Here is a sample of the input pandas dataframe:
**LastUpdate** **Whatever** ...
2017-12-30 xxx ...
2017-12-30 yyy ...
2017-12-30 zzz ...
2018-01-01 yyy ...
2018-01-03 zzz ...
Here is the expected DF (output):
**LastUpdate** **Whatever** ...
2017-12-30 xxx ...
2017-12-30 yyy ...
2017-12-30 zzz ...
2017-12-31 xxx ...
2017-12-31 yyy ...
2017-12-31 zzz ...
2018-01-01 yyy ...
2018-01-02 yyy ...
2018-01-03 zzz ...
As you can see, the missing days in the data will simply duplicate previous day's rows so that I'm simply filling the missing days with (all) previous day data.

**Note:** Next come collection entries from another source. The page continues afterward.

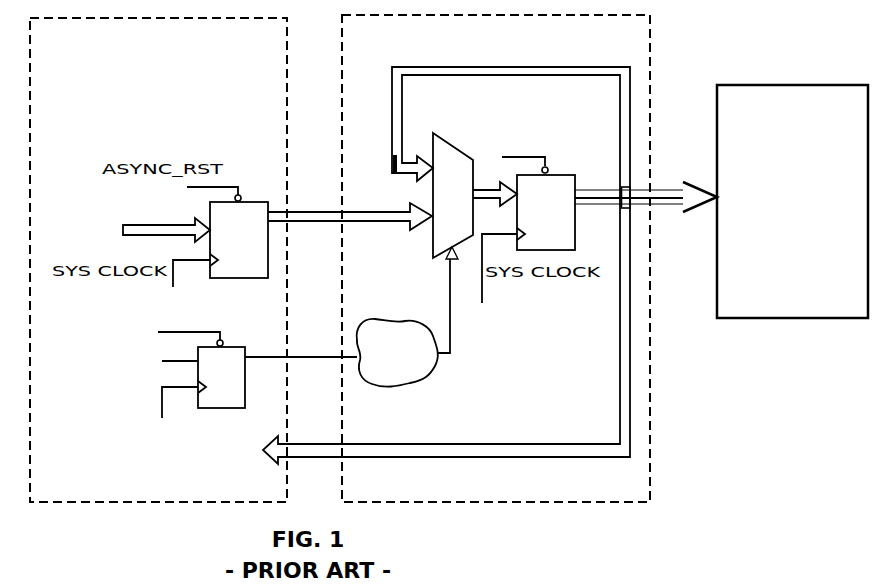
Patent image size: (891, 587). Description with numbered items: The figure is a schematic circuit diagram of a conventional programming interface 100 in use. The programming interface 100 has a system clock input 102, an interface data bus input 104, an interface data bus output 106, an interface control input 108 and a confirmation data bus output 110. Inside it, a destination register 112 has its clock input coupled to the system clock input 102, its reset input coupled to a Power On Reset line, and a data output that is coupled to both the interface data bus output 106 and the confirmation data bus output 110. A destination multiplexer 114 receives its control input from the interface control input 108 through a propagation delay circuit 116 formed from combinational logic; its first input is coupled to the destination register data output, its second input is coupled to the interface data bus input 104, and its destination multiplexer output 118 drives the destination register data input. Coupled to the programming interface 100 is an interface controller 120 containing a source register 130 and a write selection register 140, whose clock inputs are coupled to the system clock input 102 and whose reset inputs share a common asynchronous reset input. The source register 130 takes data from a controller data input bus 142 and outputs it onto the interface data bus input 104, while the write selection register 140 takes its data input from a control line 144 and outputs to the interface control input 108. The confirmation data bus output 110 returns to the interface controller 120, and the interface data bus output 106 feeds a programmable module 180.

The programming interface 100 is at (496, 258).
The system clock input 102 is at (162, 418).
The interface data bus input 104 is at (338, 212).
The interface data bus output 106 is at (665, 192).
The interface control input 108 is at (340, 357).
The confirmation data bus output 110 is at (340, 443).
The destination register 112 is at (557, 172).
The destination multiplexer 114 is at (460, 148).
The propagation delay circuit 116 is at (435, 363).
The destination multiplexer output 118 is at (477, 197).
The interface controller 120 is at (158, 260).
The source register 130 is at (237, 278).
The write selection register 140 is at (217, 408).
The controller data input bus 142 is at (175, 230).
The control line 144 is at (160, 361).
The programmable module 180 is at (792, 201).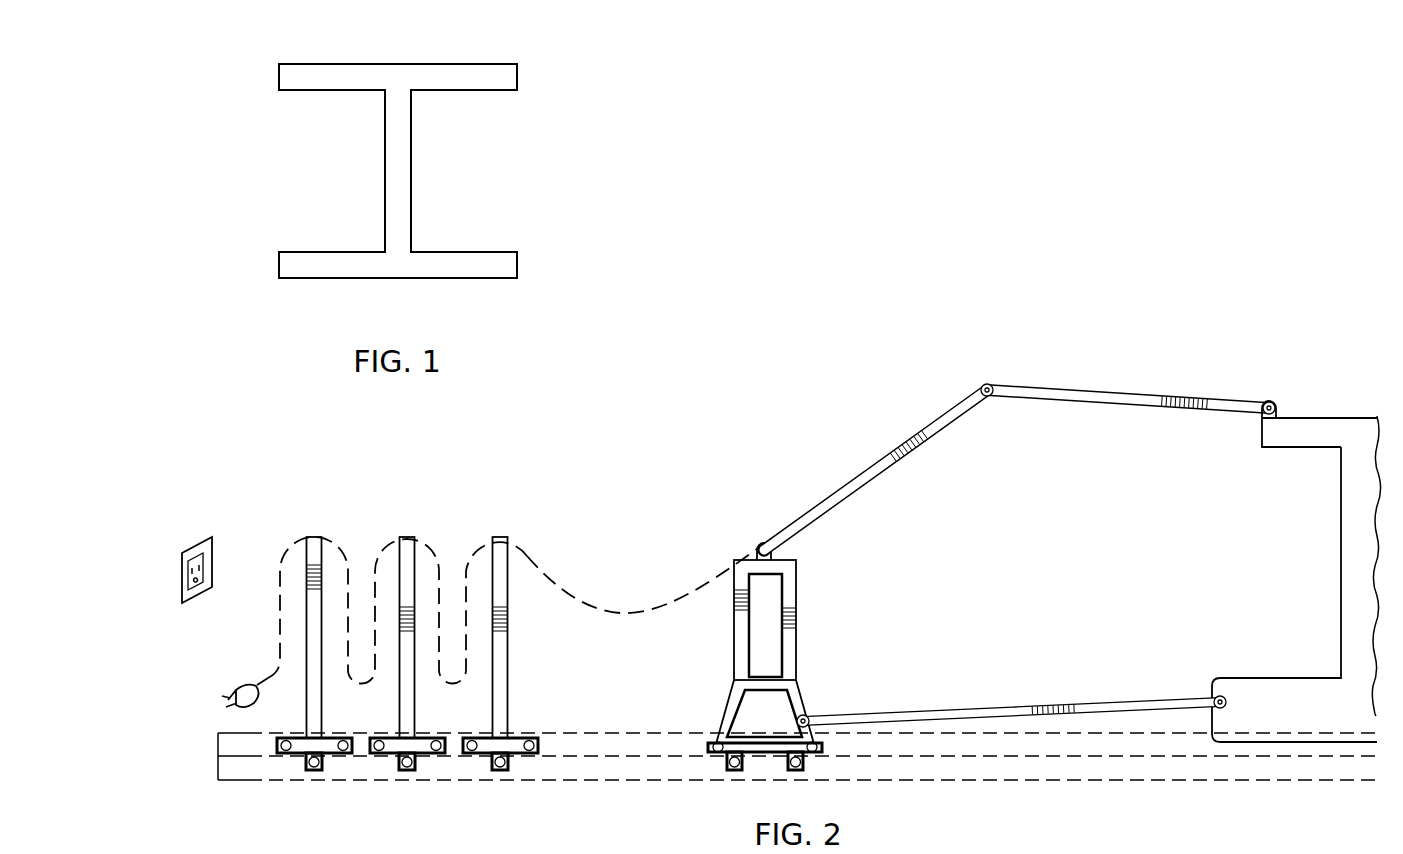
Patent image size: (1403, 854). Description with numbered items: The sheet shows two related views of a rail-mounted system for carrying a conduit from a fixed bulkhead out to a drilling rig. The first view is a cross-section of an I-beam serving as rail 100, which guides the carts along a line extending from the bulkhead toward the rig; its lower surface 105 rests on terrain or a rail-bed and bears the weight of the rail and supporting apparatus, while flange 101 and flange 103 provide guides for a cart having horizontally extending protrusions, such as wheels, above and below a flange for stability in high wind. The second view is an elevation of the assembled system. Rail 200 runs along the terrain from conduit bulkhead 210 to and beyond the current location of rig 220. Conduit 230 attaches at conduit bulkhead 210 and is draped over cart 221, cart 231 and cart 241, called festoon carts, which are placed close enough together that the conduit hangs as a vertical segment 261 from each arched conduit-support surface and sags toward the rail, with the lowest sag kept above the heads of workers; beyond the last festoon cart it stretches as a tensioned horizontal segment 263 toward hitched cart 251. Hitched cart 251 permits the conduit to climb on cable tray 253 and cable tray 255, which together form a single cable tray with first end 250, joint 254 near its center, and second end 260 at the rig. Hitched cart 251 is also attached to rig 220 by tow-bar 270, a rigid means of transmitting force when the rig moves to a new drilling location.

In FIG. 1, the rail 100 is at (262, 157).
In FIG. 1, the flange 101 is at (279, 52).
In FIG. 1, the flange 103 is at (517, 52).
In FIG. 1, the lower surface 105 is at (279, 289).
In FIG. 2, the rail 200 is at (553, 782).
In FIG. 2, the conduit bulkhead 210 is at (192, 532).
In FIG. 2, the rig 220 is at (1279, 679).
In FIG. 2, the cart 221 is at (285, 528).
In FIG. 2, the conduit 230 is at (280, 597).
In FIG. 2, the cart 231 is at (378, 528).
In FIG. 2, the cart 241 is at (471, 528).
In FIG. 2, the first end 250 is at (761, 545).
In FIG. 2, the hitched cart 251 is at (812, 616).
In FIG. 2, the cable tray 253 is at (873, 464).
In FIG. 2, the joint 254 is at (986, 382).
In FIG. 2, the cable tray 255 is at (1126, 392).
In FIG. 2, the second end 260 is at (1271, 402).
In FIG. 2, the vertical segment 261 is at (460, 683).
In FIG. 2, the tensioned horizontal segment 263 is at (623, 617).
In FIG. 2, the tow-bar 270 is at (960, 707).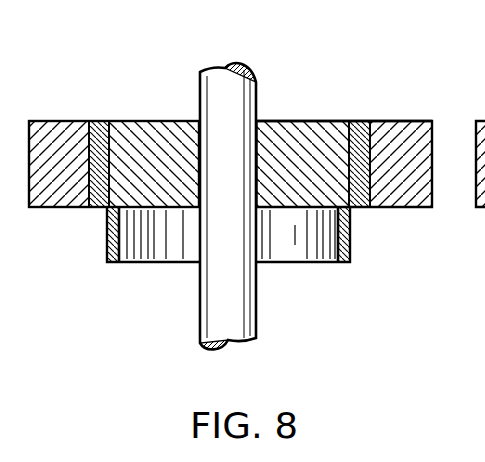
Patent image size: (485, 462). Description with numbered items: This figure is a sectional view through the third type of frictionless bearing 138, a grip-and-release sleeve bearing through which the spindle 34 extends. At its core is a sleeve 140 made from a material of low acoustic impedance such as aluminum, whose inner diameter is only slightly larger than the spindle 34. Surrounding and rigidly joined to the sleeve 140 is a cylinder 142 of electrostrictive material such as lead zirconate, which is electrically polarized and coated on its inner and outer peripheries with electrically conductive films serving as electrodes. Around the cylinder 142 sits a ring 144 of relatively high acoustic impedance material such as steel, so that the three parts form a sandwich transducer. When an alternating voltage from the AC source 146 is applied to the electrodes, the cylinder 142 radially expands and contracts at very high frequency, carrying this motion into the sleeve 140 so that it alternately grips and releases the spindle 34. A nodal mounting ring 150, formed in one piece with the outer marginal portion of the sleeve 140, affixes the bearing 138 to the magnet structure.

The spindle 34 is at (246, 318).
The frictionless bearing 138 is at (369, 107).
The sleeve 140 is at (296, 132).
The cylinder 142 is at (358, 202).
The ring 144 is at (396, 142).
The AC source 146 is at (109, 121).
The nodal mounting ring 150 is at (112, 242).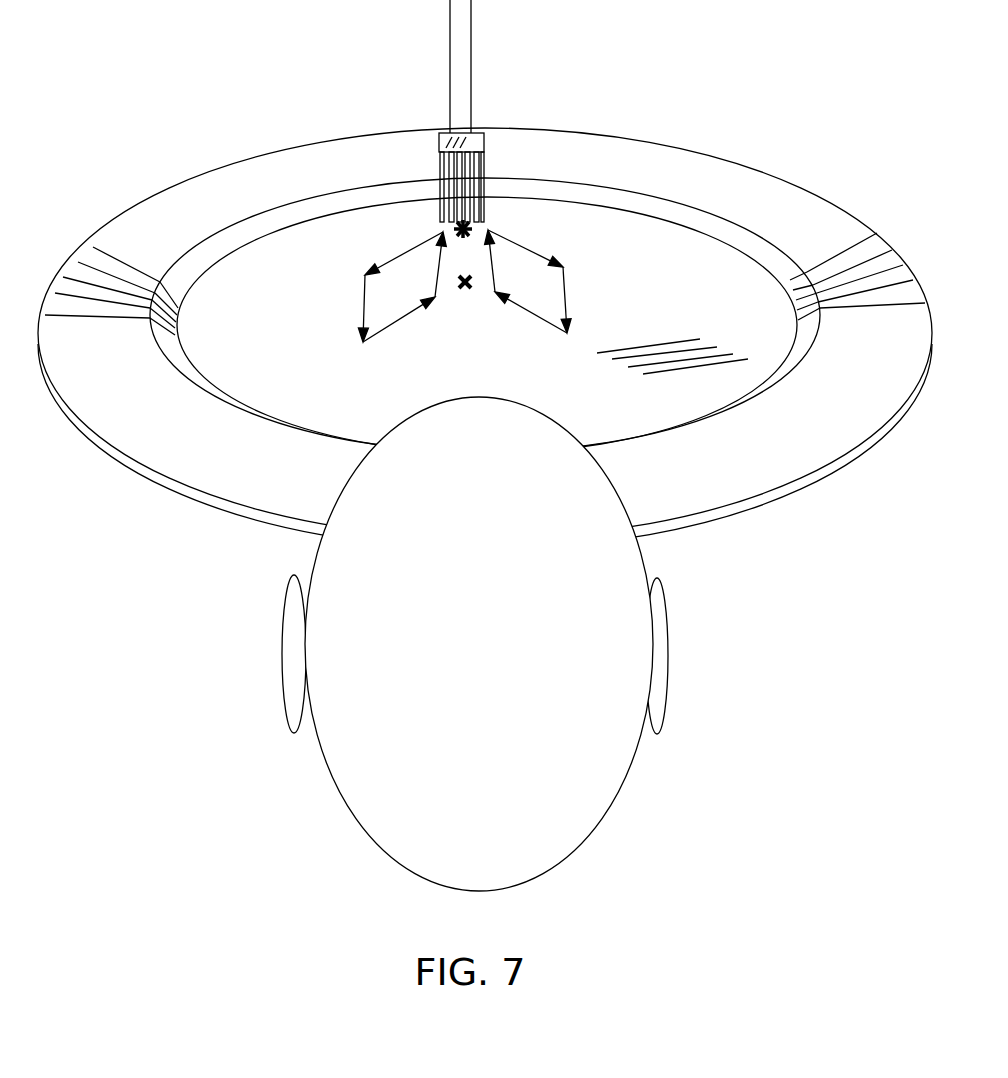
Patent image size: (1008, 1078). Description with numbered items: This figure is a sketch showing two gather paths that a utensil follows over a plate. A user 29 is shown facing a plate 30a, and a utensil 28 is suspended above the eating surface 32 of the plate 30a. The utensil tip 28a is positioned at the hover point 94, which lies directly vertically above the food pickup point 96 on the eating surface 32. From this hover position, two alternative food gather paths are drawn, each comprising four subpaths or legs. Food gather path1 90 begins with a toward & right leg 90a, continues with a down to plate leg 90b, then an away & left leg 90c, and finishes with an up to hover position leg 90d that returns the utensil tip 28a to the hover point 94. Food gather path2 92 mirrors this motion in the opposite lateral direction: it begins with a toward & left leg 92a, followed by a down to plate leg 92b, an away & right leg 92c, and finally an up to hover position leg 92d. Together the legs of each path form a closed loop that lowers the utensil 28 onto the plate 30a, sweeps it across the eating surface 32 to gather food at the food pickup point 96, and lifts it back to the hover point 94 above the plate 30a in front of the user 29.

The utensil 28 is at (488, 70).
The utensil tip 28a is at (470, 227).
The user 29 is at (610, 742).
The plate 30a is at (267, 173).
The eating surface 32 is at (270, 273).
The food gather path1 90 is at (562, 294).
The toward & right leg 90a is at (530, 248).
The down to plate leg 90b is at (567, 298).
The away & left leg 90c is at (542, 322).
The up to hover position leg 90d is at (492, 282).
The food gather path2 92 is at (381, 303).
The toward & left leg 92a is at (405, 250).
The down to plate leg 92b is at (364, 300).
The away & right leg 92c is at (405, 310).
The up to hover position leg 92d is at (440, 272).
The hover point 94 is at (458, 222).
The food pickup point 96 is at (463, 290).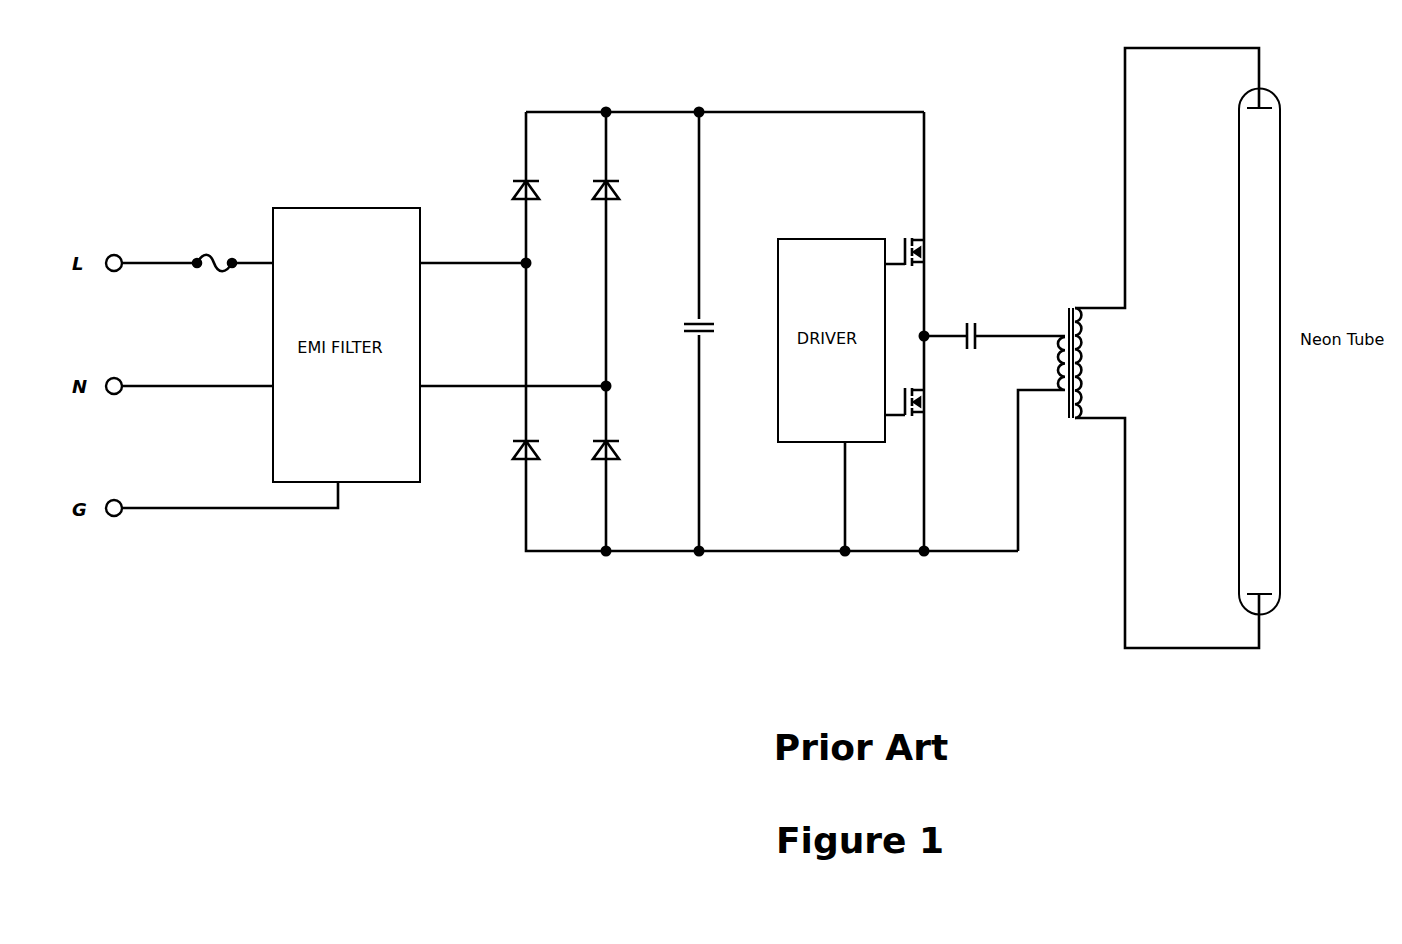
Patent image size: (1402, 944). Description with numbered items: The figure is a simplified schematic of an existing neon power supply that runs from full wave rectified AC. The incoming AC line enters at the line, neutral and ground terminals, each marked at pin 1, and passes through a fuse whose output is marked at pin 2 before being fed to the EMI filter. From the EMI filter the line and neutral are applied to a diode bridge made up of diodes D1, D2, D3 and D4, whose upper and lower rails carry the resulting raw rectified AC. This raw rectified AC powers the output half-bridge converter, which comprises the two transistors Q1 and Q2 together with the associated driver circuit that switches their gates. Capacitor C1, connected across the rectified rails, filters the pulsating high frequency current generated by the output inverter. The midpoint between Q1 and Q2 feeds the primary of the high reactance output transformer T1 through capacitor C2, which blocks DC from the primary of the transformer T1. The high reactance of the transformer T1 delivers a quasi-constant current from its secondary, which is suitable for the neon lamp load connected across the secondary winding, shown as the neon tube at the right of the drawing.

The thing is that the number of rows per day might differ, so that's not really helping.
Important note: there may be more than only a day missing between two days (it could go from 2018-01-01 to 2018-01-05 so I would need to add all the missing days between these two days with the same data (with the exact same number of rows/content) as for the 2018-01-01, being the last day with data available.
I've made some research and came up with the resample, ffill and reset_index methods but it looks like it won't fit my specific case as it requires a unique date index, which is not the case here as one day may have several rows associated.
What I've tried so far:
df['Last Update'] = pd.to_datetime(df['Last Update'])
df.set_index("Last Update", inplace=True)
dfResult = df.resample('D').ffill().reset_index()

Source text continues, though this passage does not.